Megatron-LM (3)
Reducing Activation Recomputation in Large Transformer Models
paper (2022 arxiv): https://arxiv.org/abs/2205.05198
Contributions
Briefly, the authors based on tensor and pipeline model parallelism, find that the previous parallelism cannot reduce the memory needed for activations while maintaining high device utilization. They propose sequence parallelism and selective activation recomputation.
Methods
Sequence parallelism
Let’s first analyze the activation memory during training for a single transformer layer without gradient checkpointing (or activation recomputation).
Above is the transformer structure with layer normalizations rearranged in Megatron-LM. Supposing the network and activations are stored in a 16-bit floating point format (2 bytes for each element) and the dropout masks only need 1 byte to store. The activation memory (in bytes) needed for each component is
- LayerNorm: $4sbh$
- Self Attention as follows:
Q, K, V: $6sbh$
QK^T + Softmax output: $2s^2b$
Dropout mask: $s^2b$
Dropout output: $2s^2b$
Attention with V: $2sbh$
In total: $8sbh + 5s^2b$ - Linear ($h\rightarrow h, h\rightarrow 4h, 4h\rightarrow h$): $2sbh + 8sbh + 2sbh = 12sbh$
- Dropout (masks + output): $1sbh + 2sbh + 1sbh + 2sbh = 6sbh$
- GeLU: $8sbh$
In total: $34sbh + 5s^2b = sbh(34 + 5\frac{as}{h})$.

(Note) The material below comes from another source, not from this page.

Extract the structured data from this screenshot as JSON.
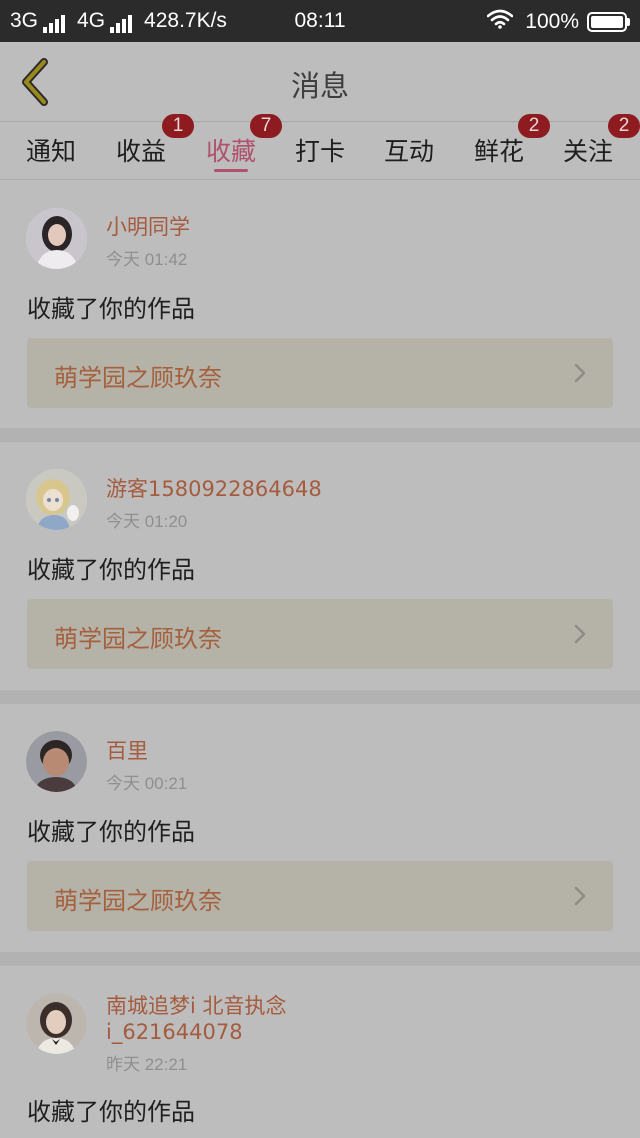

However, when applying tensor parallelism (above figure), the output of LayerNorm ($4sbh$), output of dropout layers and dropout masks ($4sbh + 2sbh=6sbh$) are stored in all GPUs. Therefore, $10sbh$ are not parallelized. Therefore, the activations memory per layer is:
$$sbh(10+\frac{24}{t}+5\frac{as}{ht})$$
The authors then propose sequence parallelism to also parallelize these $10sbh$ tensors along their sequency dimension:
To do that, for example, apply sequence parallelism on the two side of MLP tensor parallelism, the method is illustrated as follows:
Particularly, before the “$g$” function, $Y_1^s, Y_2^s$ are the outputs from the previous sequence parallel stage which are divided along the sequence dimension, therefore, $g$ function uses “all-gather” operator to concatenate them and distribute the result to each tensor parallel device. The outputs of the tensor parallel stage should be processed with “all-reduce” that adds together the outputs and then distributed to each device for the dropout, instead, $\bar g$ uses “reduce-scatter” to scatter (or divide) the reduced results into different segments along the sequence dimension again, each sequence parallel GPU takes one segment for the dropout, followed by another tensor parallel stage.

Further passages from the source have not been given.